Auch die Raumumgebung spielt mit hinein. Sehr hohe Luftfeuchtigkeit, Kälte oder Zugluft können die Trocknung beeinflussen. Ebenso sinnvoll ist Geduld nach dem letzten Anstrich. Trocken bedeutet nicht automatisch voll belastbar. Gerade Deckplatten und Schubladenfronten sollten Zeit bekommen, bevor sie im Alltag wieder beansprucht werden.
Ein weiterer häufiger Fehler liegt in der falschen Erwartung. Kreidefarbe ist kein Hochglanzlack. Wer eine absolut spiegelglatte, industriell wirkende Oberfläche sucht, greift meist besser zu einem anderen Beschichtungssystem. Wer dagegen den wohnlichen, matten Charakter schätzt, findet in Kreidefarbe eine sehr passende Lösung.
Wie die gestrichene Kommode lange schön bleibt
Ist die Arbeit abgeschlossen, lohnt sich ein schonender Umgang in den ersten Tagen und Wochen. Frisch gestrichene Möbel sollten nicht sofort hart gereinigt oder mit scheuernden Mitteln behandelt werden. Ein weiches, leicht feuchtes Tuch reicht im Alltag meist aus. Starke Reiniger, Alkohol oder raue Schwämme können die Oberfläche beschädigen, vor allem wenn Wachs als Abschluss gewählt wurde.
Filzgleiter unter Dekoration, Tabletts oder Lampen helfen, Kratzer auf der Deckplatte zu vermeiden. In stark beanspruchten Griffbereichen zeigt sich mit der Zeit oft zuerst Gebrauch. Das muss nicht störend sein. Gerade bei Kreidefarbe kann eine sanfte Patina sogar gut aussehen. Falls nach einigen Jahren Auffrischungsbedarf besteht, lässt sich eine alte Kommode mit Kreidefarbe oft vergleichsweise unkompliziert nacharbeiten.
Fazit: Mit Kreidefarbe wird aus einer alten Kommode wieder ein Lieblingsstück
Eine alte Kommode mit Kreidefarbe zu streichen, verbindet handwerkliche Einfachheit mit viel gestalterischem Spielraum. Das Verfahren lebt nicht von Perfektion um jeden Preis, sondern von guter Vorbereitung, stimmiger Farbwahl und einer Oberfläche, die zum Möbel passt.
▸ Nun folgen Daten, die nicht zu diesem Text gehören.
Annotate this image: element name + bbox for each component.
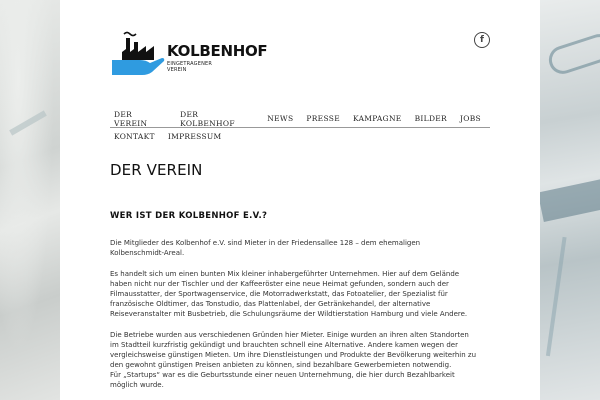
section-title: WER IST DER KOLBENHOF E.V.? — [110, 211, 268, 221]
nav-item-news[interactable]: NEWS — [267, 114, 294, 123]
nav-item-jobs[interactable]: JOBS — [459, 114, 481, 123]
background-decoration — [540, 178, 600, 222]
nav-item-der-kolbenhof[interactable]: DER KOLBENHOF — [180, 109, 235, 128]
facebook-icon[interactable]: f — [474, 32, 490, 48]
logo-wordmark: KOLBENHOF — [167, 42, 268, 60]
background-decoration — [545, 30, 600, 77]
site-logo[interactable] — [110, 30, 268, 80]
nav-row-primary — [110, 110, 490, 127]
main-navigation — [110, 110, 490, 145]
background-left-image — [0, 0, 60, 400]
main-content — [60, 0, 540, 400]
nav-item-kontakt[interactable]: KONTAKT — [114, 132, 155, 141]
logo-subtitle: EINGETRAGENER VEREIN — [167, 61, 213, 73]
paragraph-tenants: Es handelt sich um einen bunten Mix kleiner inhabergeführter Unternehmen. Hier auf dem Gelände haben nicht nur der Tischler und der Kaffeeröster eine neue Heimat gefunden, sondern auch der Filmausstatter, der Sportwagenservice, die Motorradwerkstatt, das Fotoatelier, der Spezialist für französische Oldtimer, das Tonstudio, das Plattenlabel, der Getränkehandel, der alternative Reiseveranstalter mit Busbetrieb, die Schulungsräume der Wildtierstation Hamburg und viele Andere. — [110, 270, 468, 318]
nav-item-impressum[interactable]: IMPRESSUM — [167, 132, 222, 141]
nav-row-secondary — [110, 128, 490, 145]
nav-item-bilder[interactable]: BILDER — [414, 114, 447, 123]
nav-item-presse[interactable]: PRESSE — [306, 114, 340, 123]
background-right-image — [540, 0, 600, 400]
paragraph-intro: Die Mitglieder des Kolbenhof e.V. sind Mieter in der Friedensallee 128 – dem ehemaligen Kolbenschmidt-Areal. — [110, 239, 421, 257]
factory-hand-logo-icon — [110, 30, 166, 80]
nav-item-kampagne[interactable]: KAMPAGNE — [352, 114, 402, 123]
page-title: DER VEREIN — [110, 161, 203, 179]
paragraph-reasons: Die Betriebe wurden aus verschiedenen Gründen hier Mieter. Einige wurden an ihren alten Standorten im Stadtteil kurzfristig gekündigt und brauchten schnell eine Alternative. Andere kamen wegen der vergleichsweise günstigen Mieten. Um ihre Dienstleistungen und Produkte der Bevölkerung weiterhin zu den gewohnt günstigen Preisen anbieten zu können, sind bezahlbare Gewerbemieten notwendig. Für „Startups“ war es die Geburtsstunde einer neuen Unternehmung, die hier durch Bezahlbarkeit möglich wurde. — [110, 331, 477, 389]
background-decoration — [9, 110, 47, 135]
background-decoration — [546, 237, 600, 363]
nav-item-der-verein[interactable]: DER VEREIN — [114, 109, 148, 128]
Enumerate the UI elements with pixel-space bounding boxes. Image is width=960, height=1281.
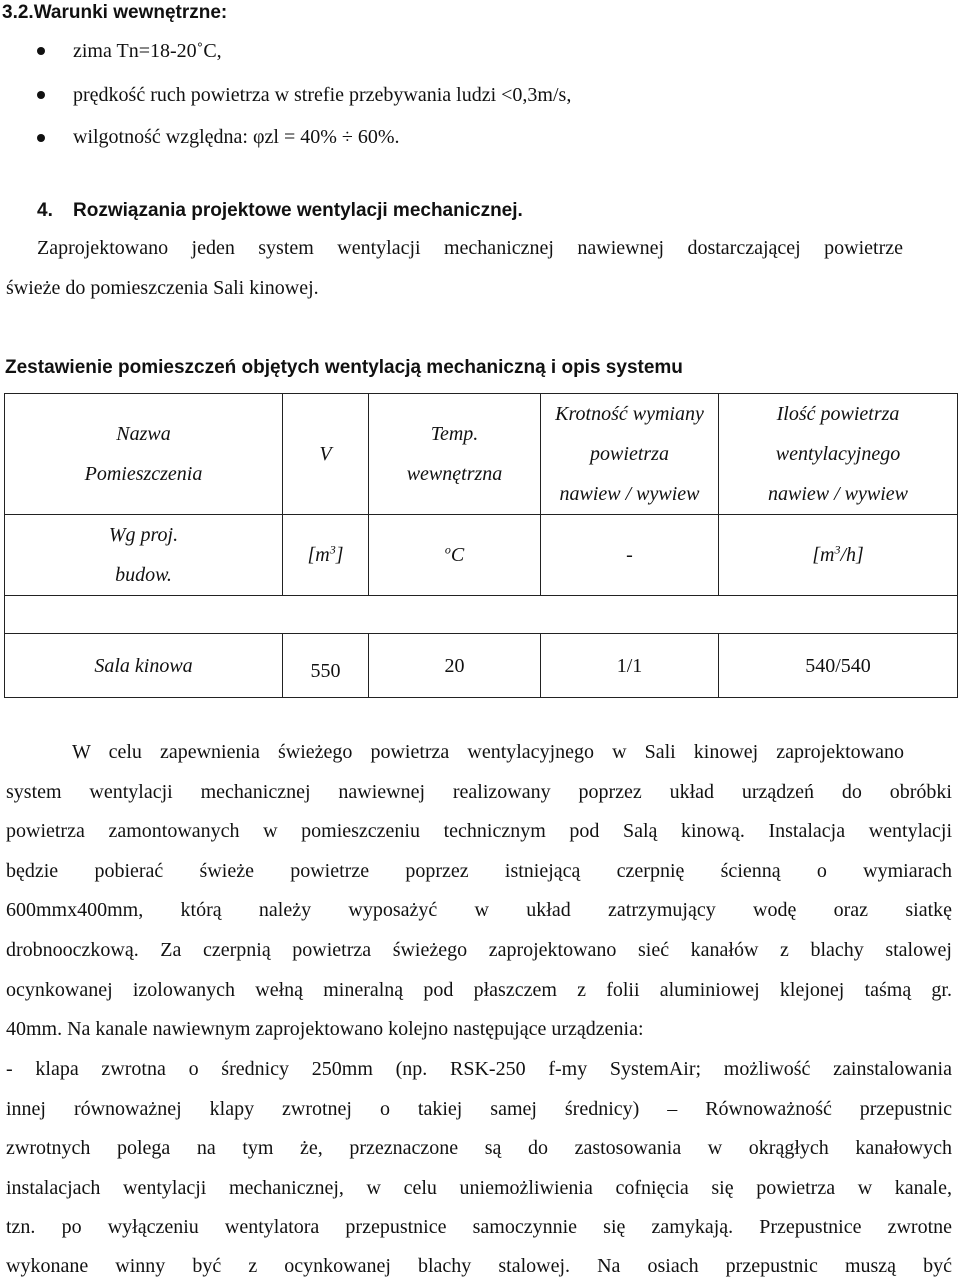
bullet-icon <box>37 47 45 55</box>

Gerade ältere Kommoden profitieren von dem matten, weichen Charakter der Kreidefarbe, weil Gebrauchsspuren nicht versteckt, sondern behutsam eingebunden werden. So kann aus einem abgewohnten Stück ein ruhiger Blickfang werden, der sich harmonisch in den Wohnraum einfügt.
Entscheidend ist dabei weniger der schnelle Vorher-nachher-Effekt als die saubere Umsetzung. Eine gründlich gereinigte und leicht angeschliffene Fläche, dünne Farbschichten und ein passender Abschluss mit Wachs oder Lack machen den Unterschied zwischen kurzzeitig hübsch und dauerhaft gelungen. Auch die Wahl des Farbtons sollte nicht nur nach Trend erfolgen, sondern nach Raumwirkung, Licht und Nutzung.
Wer den Aufwand realistisch einschätzt und die alte Kommode sorgfältig vorbereitet, erhält mit Kreidefarbe ein Möbelstück, das nicht steril restauriert wirkt, sondern lebendig und glaubwürdig. Genau darin liegt der besondere Reiz: Aus einem gebrauchten Alltagsmöbel wird kein anonymer Neuzugang, sondern ein Stück mit Geschichte, Charakter und neuer Aufgabe.